Удивительно действовала эта повторяемость, я бы даже сказала — неизменность перемен, причем говорю это без всякой охоты поиграть словами.
Было странно, что этому нервному, легко возбудимому человеку, лишь недавно перешагнувшему тридцатилетие, удалось ощутить, да еще передать, поэзию и мудрость устойчивости. Такое по плечу почтенным философам, вовсе не молодым честолюбцам, задумавшим покорить столицу.
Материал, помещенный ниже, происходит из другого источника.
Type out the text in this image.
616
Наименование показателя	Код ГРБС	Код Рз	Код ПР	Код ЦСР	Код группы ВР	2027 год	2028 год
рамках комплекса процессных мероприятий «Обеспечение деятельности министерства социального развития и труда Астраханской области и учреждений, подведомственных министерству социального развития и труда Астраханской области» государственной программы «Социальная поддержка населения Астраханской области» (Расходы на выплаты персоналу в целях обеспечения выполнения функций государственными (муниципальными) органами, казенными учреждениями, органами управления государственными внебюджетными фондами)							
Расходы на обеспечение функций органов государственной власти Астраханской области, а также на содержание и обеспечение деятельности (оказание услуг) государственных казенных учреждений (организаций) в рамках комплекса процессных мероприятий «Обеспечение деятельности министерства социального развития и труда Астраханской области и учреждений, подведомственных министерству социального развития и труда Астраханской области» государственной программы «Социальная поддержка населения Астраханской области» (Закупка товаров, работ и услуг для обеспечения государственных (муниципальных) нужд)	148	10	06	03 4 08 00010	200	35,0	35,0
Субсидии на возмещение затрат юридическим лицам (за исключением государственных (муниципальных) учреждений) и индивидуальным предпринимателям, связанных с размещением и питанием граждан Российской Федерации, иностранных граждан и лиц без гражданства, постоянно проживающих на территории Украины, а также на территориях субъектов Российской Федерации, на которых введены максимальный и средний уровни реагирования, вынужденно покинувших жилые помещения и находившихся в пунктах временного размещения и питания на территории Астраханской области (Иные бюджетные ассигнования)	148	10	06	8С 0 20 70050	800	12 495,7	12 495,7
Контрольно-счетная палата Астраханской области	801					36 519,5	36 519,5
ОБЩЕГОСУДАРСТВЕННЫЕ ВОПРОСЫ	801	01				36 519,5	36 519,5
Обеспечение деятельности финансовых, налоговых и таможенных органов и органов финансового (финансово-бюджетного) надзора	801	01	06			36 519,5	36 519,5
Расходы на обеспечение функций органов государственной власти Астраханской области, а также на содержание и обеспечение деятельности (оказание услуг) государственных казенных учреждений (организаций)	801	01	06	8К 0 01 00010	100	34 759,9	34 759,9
Но даровитые души живут своей, не всегда нам понятной жизнью.
Смычок порхал, мелодия была проста, и девушкам было с нею легко, они вели свой вечный диалог с землей и небом, радовались росе («Свят Ягорья взял ключи златы, пошел в поле росу выпустил, росу теплую, росу мокрую»), выпрашивали дождя («Дождь, дождь! На бабину рожь, на дедову пшеницу, на девкин лен, поливай ведром»), вместе с пастухами выгоняли освященной вербочкой скот («Матушке-скотинке травка-муравка, зелененький лужок, они в поле-то идут да побрыкивают. Они из поля-то идут да поигрывают»).
Впоследствии Денис мне объяснил, почему он нанизал свой замысел на егорьевские обряды. Они обнимали почти все стороны этой строгой, целокупной и естественной жизни. Сначала заботы о плодородии, потом оберег скота, а там человечек созрел, он уже человек, мужчина, ему нужна его женщина, одна на всю дорогу, она разделит с ним его труд и продлит его род.